Jane Yellowrock, Tueuse de Vampires (Faith Hunter)

[livre image= »http://www.imaginelf.com/wp-content/uploads/2010/10/jane_yellowrock_1.jpg » titre= »Jane Yellowrock » soustitre= »Tome 1 : Tueuse de Vampires » auteur= »Faith Hunter » couverture= »Chris McGrath » editeur= »Eclipse – Bit-Lit » dl= »2010″ pages= »416″ prix= »18 € » note= »6″/]

Jane Yellowrock est une Cherokee tueuse de vampire. Sa particularité ? elle vit en symbiose avec une « bête » intérieure et peut adopter la forme d’animaux. Un jour elle est recruté pour un contrat peu habituel : une vampire de la Nouvelle Orléans lui demande de chasser un vampire paria qui s’attaque à ses semblables… Elle devra traquer sa proie tout en prenant garde à ne pas vexer les vampires qui sont somme toute assez protecteurs de leurs secrets.

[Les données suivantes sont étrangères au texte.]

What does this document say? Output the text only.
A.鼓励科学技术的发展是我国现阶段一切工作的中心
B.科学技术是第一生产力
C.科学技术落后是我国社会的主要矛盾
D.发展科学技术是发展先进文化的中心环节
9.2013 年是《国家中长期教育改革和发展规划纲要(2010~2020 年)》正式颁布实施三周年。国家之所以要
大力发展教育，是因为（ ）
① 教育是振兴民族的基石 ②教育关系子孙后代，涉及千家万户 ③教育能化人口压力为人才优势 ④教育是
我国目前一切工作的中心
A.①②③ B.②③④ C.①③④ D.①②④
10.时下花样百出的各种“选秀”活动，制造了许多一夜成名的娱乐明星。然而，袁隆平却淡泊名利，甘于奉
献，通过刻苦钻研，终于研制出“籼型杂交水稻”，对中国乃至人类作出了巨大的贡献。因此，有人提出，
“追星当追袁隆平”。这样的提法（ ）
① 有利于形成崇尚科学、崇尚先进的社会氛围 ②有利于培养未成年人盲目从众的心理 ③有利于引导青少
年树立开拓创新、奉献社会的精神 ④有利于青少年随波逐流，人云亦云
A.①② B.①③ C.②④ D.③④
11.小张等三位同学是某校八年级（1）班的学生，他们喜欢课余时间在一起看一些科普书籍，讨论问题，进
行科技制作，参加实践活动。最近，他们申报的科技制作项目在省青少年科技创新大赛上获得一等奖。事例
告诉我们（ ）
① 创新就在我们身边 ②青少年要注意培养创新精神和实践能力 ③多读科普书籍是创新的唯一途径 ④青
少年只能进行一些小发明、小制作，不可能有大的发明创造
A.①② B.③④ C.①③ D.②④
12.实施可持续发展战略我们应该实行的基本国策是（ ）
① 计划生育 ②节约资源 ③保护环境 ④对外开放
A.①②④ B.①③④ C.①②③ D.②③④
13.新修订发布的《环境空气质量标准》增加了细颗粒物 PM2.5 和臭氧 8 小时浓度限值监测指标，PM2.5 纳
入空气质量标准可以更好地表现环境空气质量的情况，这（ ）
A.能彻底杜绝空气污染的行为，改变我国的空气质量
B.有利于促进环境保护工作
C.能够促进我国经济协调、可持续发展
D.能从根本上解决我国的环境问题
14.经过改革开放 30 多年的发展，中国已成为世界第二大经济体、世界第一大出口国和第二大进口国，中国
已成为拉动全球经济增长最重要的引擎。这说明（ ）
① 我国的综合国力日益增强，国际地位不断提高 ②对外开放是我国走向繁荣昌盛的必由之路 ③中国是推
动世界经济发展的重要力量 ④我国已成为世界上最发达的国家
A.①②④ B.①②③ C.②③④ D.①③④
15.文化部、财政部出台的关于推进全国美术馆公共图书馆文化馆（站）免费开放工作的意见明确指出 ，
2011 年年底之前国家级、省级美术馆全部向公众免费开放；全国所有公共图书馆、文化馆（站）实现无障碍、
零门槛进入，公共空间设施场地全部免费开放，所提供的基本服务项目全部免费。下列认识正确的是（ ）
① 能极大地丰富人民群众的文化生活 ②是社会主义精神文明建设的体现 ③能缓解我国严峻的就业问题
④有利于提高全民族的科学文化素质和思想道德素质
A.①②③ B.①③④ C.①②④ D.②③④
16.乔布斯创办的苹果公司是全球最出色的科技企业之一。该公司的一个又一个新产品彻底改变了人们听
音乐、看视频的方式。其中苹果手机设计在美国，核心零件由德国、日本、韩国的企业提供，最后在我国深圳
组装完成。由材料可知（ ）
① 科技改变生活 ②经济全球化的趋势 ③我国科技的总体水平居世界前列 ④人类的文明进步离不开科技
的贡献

un univers riche et intrigant

Ce premier volume attire le lecteur dans une chasse des plus intéressantes, dans une Nouvelle Orléans des plus passionnante. L’auteur connaît très bien cette région, et le fait ressentir au lecteur. Faith Hunter propose dans son bestiaire un mélange plutôt réussi entre des vampires –tels qu’on est habitué à en voir un peu partout dans la littérature actuelle– avec la magie, les croyances et les mythes Cherokee (et certainement plus à venir).
L’enquête est bien menée, croisement entre une enquête traditionnelle et une traque menée par « la bête ». Cela donne quelque chose d’intrigant, agrémenté d’un suspense assez fort, qui n’est pas forcement très bien maîtrisé. En effet, l’auteur se sent obligé de souligner l’impact de la révélation, ou la stupidité du lecteur de ne pas l’avoir vu avant. Dommage, surtout ces remarques sont globalement inutiles.

de bons personnages, mais un peu inégaux

Le personnage de Jane Yellowrock est bien construit, sympathique et attachant, il entraînera sans difficulté le lecteur dans le récit. Les échanges qu’elle peut avoir avec sa « bête » intérieure sont bien écrit, un style très brutal, comme la bête, qui rendent bien, et sont mêlés d’une touche d’humour qui prête à sourire plus d’une fois. Ce personnage à l’histoire complexe, même si pas exempte de clichés (jeune femme partiellement amnésique pour ne citer que celui là…) a beaucoup à dévoiler dans ce tome ainsi que dans ceux qui suivront.
Les autres protagonistes sont plutôt intéressants, notamment les vampires, mais certains sont trop simples, pas assez détaillés ou trop semblable les uns aux autres. Pourquoi les hommes de confiance sont-ils forcement de grosses brutes, avec le physique de grosses brutes mais sensibles à l’intérieur ? Au final, ces personnages se confondent un peu. Dommage, surtout que certains reviennent régulièrement dans le récit. Nous nous retrouvons donc avec des personnages un peu déséquilibrés les uns par rapport aux autres, sans détails sur des personnages récurrents, ou avec masse de détails sur des personnages anecdotiques.

un style fluide et descriptif

L’auteur a un style direct assez fluide (narration intérieure) qui permet de faire défiler les pages à toute vitesse. La présence de nombreuses descriptions est intéressante, l’auteur arrivant à faire sentir l’odeur régnant dans les rues de la Nouvelle Orléans, plongeant le lecteur un peu plus encore dans cette ville. Cependant, ces descriptions sont parfois perturbantes, car elles ne servent pas totalement le récit. Manger du porridge c’est bien, donner la recette et les conseils de préparation… un peu moins ! Mais bon, ces descriptions abusives restent très limitées et ne sont pas omniprésentes dans le livre. Le dernier défaut à souligner vis-à-vis des descriptions (pour les plus pointilleux) est la volonté de se crédibiliser avec un vocabulaire pointu parfaitement inutile qui mène parfois à des contradictions entre vocabulaire et personnage.
Globalement l’écriture est tout de même bonne, et l’on peut supposer que l’auteur à besoin de prendre ses marques sur cette série. A voir avec la suite !

une histoire sympathique qui se lit facilement

Si l’on ressort de ce roman en ressentant quelques inégalités sur différents points, on se rend vite compte qu’elles ne font au pire que gêner et ne frustrent pas le lecteur. Celui-ci retiendra une histoire sympathique qui se lit très facilement, dans un milieu riche et très intéressant. Et une envie dévorante d’en savoir plus sur l’histoire de Jane, de Molly et d’autres personnes, de se pencher sur le tome suivant, à paraître chez Eclipse.